Abrams's net worth is now $3.17 million, according to the Associated Press—about 3,000 percent more than her net worth of $109,000 when she first ran. Her multimillionaire status comes after years of media appearances, speeches, and books, many of which have focused on alleged threats to the democratic process. She has never conceded her defeat in the 2018 race, saying instead the election was "stolen" through "voter suppression."
Abrams made more than $3 million in 2021 alone, delivering 37 paid speeches. Many focused on Republican-led voting legislation passed in the wake of the 2020 election, which she has also decried as "voter suppression." She reported no income from her organization, Fair Fight Action, which she founded after her failed gubernatorial bid.
In a statement to the AP, Abrams accused Republicans of having "demonized" her achievements.

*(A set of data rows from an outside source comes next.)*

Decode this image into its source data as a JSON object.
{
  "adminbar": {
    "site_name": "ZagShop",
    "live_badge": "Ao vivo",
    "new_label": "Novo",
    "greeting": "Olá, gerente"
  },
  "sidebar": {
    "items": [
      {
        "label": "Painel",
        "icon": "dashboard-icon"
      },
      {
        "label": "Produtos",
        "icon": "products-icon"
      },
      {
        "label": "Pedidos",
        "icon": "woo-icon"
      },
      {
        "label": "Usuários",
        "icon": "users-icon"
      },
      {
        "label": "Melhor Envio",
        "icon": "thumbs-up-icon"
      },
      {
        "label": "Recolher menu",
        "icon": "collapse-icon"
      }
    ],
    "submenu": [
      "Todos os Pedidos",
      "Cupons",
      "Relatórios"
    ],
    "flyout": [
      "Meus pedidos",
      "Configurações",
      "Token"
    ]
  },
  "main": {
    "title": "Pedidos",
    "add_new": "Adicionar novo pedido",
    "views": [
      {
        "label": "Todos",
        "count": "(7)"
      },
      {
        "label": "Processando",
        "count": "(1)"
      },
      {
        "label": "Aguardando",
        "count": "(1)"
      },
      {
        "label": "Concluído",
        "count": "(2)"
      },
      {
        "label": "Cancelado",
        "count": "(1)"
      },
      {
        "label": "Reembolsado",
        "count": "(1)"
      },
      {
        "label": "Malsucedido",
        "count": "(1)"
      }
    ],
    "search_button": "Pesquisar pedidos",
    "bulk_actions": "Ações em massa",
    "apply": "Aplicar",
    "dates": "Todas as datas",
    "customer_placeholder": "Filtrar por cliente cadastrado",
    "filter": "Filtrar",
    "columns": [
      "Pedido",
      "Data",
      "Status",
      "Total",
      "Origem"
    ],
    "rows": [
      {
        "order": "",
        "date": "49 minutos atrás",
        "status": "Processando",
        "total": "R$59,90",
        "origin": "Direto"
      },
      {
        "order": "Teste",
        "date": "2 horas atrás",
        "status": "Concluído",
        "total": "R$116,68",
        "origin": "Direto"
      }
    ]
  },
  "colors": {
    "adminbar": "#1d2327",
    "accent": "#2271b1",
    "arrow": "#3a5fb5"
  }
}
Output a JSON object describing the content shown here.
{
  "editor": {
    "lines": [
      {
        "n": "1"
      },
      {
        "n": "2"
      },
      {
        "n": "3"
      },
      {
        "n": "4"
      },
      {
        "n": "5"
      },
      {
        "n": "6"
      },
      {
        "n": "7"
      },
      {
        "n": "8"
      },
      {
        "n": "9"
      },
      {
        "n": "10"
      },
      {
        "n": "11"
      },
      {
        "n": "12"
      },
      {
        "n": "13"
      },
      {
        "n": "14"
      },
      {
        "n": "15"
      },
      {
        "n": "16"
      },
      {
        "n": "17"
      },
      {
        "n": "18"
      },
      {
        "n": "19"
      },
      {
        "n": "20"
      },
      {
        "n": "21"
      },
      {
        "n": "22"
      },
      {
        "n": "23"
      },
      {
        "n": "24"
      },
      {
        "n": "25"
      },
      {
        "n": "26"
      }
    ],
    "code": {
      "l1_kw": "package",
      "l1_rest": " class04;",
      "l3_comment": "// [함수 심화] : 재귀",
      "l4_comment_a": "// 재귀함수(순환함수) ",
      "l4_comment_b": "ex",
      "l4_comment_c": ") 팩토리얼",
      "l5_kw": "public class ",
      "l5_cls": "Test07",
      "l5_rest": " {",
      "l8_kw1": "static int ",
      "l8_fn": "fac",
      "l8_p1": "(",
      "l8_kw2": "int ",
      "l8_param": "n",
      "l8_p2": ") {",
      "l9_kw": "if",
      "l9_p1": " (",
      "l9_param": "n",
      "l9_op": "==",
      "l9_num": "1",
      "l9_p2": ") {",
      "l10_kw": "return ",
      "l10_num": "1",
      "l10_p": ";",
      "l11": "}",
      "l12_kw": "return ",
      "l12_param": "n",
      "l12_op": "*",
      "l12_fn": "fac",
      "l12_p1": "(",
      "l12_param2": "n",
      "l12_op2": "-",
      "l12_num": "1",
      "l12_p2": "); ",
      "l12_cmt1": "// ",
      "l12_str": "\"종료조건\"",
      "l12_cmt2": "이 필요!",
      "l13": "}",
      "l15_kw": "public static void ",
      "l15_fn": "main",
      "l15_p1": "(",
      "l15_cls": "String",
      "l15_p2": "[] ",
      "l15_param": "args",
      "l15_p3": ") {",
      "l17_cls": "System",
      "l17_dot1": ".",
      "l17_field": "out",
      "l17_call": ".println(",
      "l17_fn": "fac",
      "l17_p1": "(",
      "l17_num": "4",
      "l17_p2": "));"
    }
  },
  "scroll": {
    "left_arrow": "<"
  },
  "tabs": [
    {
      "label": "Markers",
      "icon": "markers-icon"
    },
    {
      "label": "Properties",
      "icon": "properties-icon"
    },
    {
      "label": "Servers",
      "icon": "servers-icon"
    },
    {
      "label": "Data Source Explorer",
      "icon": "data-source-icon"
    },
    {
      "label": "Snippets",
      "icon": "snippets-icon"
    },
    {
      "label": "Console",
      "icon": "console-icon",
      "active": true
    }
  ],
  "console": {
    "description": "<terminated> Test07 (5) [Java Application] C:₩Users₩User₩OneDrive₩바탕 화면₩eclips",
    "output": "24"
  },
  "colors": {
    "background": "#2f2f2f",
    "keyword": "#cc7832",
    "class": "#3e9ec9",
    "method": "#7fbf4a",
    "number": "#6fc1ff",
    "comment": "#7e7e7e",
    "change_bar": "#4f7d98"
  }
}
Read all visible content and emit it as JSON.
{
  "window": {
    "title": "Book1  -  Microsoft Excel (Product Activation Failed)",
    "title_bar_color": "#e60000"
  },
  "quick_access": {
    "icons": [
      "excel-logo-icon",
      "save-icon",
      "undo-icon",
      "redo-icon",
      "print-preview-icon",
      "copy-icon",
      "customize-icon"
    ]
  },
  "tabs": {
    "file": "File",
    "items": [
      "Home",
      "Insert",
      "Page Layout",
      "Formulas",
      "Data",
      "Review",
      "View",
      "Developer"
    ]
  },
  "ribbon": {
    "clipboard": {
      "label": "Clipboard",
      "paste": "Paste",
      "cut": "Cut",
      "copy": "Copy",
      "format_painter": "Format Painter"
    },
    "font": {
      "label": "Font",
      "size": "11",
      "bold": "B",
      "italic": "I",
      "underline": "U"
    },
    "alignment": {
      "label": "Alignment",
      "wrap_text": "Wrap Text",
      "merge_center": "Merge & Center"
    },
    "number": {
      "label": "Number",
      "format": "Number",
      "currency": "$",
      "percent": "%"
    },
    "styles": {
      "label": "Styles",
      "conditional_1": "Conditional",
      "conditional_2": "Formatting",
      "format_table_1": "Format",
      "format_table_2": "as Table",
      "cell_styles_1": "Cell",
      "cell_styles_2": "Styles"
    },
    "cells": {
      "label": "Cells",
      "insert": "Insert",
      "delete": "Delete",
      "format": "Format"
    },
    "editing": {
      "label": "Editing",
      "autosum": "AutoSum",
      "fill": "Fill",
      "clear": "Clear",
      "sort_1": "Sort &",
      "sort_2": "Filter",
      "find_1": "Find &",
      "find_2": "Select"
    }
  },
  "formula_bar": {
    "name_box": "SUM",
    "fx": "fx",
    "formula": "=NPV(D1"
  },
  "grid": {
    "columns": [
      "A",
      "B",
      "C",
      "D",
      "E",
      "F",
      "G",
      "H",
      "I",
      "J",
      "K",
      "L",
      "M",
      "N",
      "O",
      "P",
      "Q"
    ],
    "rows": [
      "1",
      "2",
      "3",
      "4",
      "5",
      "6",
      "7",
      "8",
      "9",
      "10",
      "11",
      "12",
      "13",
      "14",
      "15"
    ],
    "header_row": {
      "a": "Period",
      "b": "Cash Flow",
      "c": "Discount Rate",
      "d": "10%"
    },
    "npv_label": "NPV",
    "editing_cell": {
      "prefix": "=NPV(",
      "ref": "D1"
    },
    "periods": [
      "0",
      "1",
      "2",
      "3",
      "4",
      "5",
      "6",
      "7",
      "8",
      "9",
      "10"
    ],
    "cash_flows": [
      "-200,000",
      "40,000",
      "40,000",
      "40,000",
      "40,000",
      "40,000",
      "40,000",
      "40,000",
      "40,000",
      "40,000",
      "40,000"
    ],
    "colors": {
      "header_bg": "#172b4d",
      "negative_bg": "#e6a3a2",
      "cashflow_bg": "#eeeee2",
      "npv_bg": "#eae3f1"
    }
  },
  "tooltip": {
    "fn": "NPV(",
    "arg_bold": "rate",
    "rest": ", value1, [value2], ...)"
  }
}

"It is remarkable to me that success is now being demonized by the Republicans," Abrams said. "I believe in success. I believe that every person should have the opportunity to thrive. And because I had three years where I was in the private sector, I leveraged all three years, and in that time, I've done my best to not only be successful personally, but to do what I can to help Georgians."
Abrams's efforts at self-promotion have at times had her contradicting herself. In April, she led a coalition of activists in fierce opposition to new voting ID legislation, only to reverse her position two months later. She also waged an aggressive lobbying campaign to be Biden's 2020 running mate, citing her "strong history of executive and management experience" and foreign affairs expertise through "25 years in independent study of foreign policy." In January, Abrams embarked on an ambitious media rebrand to reinvent herself as a pragmatic moderate ahead of the 2022 election.
During the 2018 election, Abrams owed $54,000 to the IRS and had $96,000 in student loan debt and $83,000 in credit card debt—all of which was paid off by the end of 2019.